- Directed by: George Albert Smith
- Starring: Harold Smith
- Production company: G.A. Smith
- Distributed by: Warwick Trading Company
- Release date: November 1900;
- Running time: 1 min 20 secs
- Country: United Kingdom
- Language: Silent

= Grandma's Reading Glass =

Grandma's Reading Glass is a 1900 British silent trick film, directed by George Albert Smith, featuring a young boy who borrows a huge magnifying glass to focus on various objects. The film was shot to demonstrate the new technique of close-up. According to Michael Brooke of BFI Screenonline, it "was one of the first films to cut between medium shot and point-of-view close-up." It was destroyed in a fire at Warwick Trading Company's studio facility in 1912 and was long thought lost. The film was discovered in 1960 in the collection of Danish court photographer and film pioneer Peter Elfelt.

"The close-ups themselves were simulated by photographing the relevant objects inside a black circular mask fixed in front of the camera lens," according to Brooke, "which also had the effect of creating a circular image that helped them stand out from the rest of the film... Smith would develop these techniques in the more narrative-based As Seen Through a Telescope (1900), made the same year."

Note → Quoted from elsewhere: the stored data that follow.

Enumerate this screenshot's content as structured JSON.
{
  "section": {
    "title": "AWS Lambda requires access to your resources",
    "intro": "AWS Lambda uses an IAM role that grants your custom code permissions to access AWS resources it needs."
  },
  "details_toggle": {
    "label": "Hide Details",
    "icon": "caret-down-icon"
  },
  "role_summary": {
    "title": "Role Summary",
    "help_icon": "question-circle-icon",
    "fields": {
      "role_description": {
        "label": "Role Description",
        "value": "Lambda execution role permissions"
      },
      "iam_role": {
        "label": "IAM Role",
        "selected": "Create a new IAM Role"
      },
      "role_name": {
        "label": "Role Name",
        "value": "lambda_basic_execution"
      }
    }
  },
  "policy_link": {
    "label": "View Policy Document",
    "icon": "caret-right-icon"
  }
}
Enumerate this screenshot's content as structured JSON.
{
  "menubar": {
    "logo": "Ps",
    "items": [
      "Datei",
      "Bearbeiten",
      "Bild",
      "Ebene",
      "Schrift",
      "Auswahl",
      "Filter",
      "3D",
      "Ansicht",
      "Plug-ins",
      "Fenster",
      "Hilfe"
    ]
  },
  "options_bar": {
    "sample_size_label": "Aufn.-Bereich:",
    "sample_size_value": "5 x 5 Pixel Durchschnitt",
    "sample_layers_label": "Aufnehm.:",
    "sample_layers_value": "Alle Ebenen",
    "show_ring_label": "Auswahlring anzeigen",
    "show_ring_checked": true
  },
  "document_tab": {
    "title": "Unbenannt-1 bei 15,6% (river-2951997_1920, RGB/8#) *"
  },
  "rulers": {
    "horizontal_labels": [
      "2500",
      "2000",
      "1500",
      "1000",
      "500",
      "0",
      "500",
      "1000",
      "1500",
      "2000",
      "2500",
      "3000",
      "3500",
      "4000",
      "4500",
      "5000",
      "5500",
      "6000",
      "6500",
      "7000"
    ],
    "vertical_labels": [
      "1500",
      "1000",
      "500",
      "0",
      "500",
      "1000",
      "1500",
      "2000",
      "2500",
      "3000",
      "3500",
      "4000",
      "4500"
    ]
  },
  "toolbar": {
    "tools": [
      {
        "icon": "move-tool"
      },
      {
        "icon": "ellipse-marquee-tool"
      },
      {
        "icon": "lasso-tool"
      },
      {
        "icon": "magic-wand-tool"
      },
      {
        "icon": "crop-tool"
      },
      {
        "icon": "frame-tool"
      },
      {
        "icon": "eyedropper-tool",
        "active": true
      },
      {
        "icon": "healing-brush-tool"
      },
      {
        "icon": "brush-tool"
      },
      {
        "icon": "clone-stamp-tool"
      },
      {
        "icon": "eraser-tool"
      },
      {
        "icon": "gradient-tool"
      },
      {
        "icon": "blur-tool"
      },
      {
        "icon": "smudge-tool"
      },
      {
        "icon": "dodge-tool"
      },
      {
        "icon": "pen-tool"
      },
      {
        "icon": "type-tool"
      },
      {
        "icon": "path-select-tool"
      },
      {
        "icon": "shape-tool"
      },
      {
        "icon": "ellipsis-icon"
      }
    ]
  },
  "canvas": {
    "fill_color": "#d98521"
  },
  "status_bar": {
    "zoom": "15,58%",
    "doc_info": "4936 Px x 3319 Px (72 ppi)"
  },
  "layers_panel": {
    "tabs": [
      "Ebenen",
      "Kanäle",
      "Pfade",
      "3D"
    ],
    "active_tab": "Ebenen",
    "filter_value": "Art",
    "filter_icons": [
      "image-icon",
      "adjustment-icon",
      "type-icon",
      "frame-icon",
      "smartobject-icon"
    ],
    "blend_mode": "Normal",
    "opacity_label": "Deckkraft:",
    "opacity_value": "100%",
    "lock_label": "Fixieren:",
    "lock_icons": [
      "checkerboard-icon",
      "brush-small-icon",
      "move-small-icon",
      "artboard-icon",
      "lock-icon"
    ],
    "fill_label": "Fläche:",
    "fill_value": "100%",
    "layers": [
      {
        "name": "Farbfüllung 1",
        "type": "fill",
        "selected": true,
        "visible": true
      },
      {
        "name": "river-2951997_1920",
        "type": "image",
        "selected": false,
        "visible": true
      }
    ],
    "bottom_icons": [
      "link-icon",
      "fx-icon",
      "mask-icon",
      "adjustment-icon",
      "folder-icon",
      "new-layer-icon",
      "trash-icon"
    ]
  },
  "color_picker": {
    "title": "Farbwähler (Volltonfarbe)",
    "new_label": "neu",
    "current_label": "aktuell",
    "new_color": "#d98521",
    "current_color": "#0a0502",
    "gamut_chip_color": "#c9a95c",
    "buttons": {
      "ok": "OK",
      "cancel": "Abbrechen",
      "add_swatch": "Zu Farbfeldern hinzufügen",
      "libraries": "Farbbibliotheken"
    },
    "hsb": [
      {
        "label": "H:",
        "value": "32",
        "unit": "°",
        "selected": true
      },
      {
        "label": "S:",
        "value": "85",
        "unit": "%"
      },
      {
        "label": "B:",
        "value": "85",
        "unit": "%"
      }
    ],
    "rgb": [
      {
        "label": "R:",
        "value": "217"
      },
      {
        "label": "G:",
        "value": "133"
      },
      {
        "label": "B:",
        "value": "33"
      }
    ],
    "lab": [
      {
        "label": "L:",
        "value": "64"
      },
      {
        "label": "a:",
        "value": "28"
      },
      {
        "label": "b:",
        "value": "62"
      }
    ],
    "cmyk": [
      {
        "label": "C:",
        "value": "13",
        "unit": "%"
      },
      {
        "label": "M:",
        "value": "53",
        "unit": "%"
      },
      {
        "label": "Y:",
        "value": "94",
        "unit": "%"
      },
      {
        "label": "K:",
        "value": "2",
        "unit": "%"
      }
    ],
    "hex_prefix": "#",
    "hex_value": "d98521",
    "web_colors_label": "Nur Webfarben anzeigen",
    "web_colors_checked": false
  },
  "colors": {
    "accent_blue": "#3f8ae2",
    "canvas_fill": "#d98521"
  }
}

Brooke states that, "There is very little narrative to speak of besides the boy looking around for further objects to examine... but at the time it was released, that would in itself have been sufficient novelty to maintain the audience's interest."

==Authorship dispute==
Grandma's Reading Glass is one of several films which Dutch journalist Tjitte de Vries claims have been wrongly attributed. This claim is based on the identification of family and friends of film-pioneer Arthur Melbourne-Cooper in the film by his daughter Audrey Wadowska, who concludes that the film must therefore have been made by her father.

According to the claim, the film was made by Melbourne-Cooper in his father's photographic studio in St Albans, the grandmother is played by his youngest sister Bertha, the close up of the eye is that of his mother Catherine, the young boy was played by his neighbour's son Bert Massey and the cat is one of the family's Manx kittens.

The counterclaim by film historian Frank Gray is that the film was made by Smith at his studio in St. Anne's Well Gardens, Hove, the grandmother is played by his wife Laura Bayley, the close up of the eye is that of character actor Tom Green, the young boy was played by his son Harold and the cat is the family's tabby, which clearly has a tail.

The claim by de Vries is further supported by the lack of any mention of payments to Tom Green at the time of production in Smith's cash book, while the counterclaim by Gray is supported by evidence showing that surviving prints were produced on the same step printer as the undisputed Let Me Dream Again.

Campaigning by Wadowska resulted in the film being re-attributed to Melbourne-Cooper by New York's Museum of Modern Art Film Archive, but other archives, including the BFI National Film and Television Archive, have not done the same.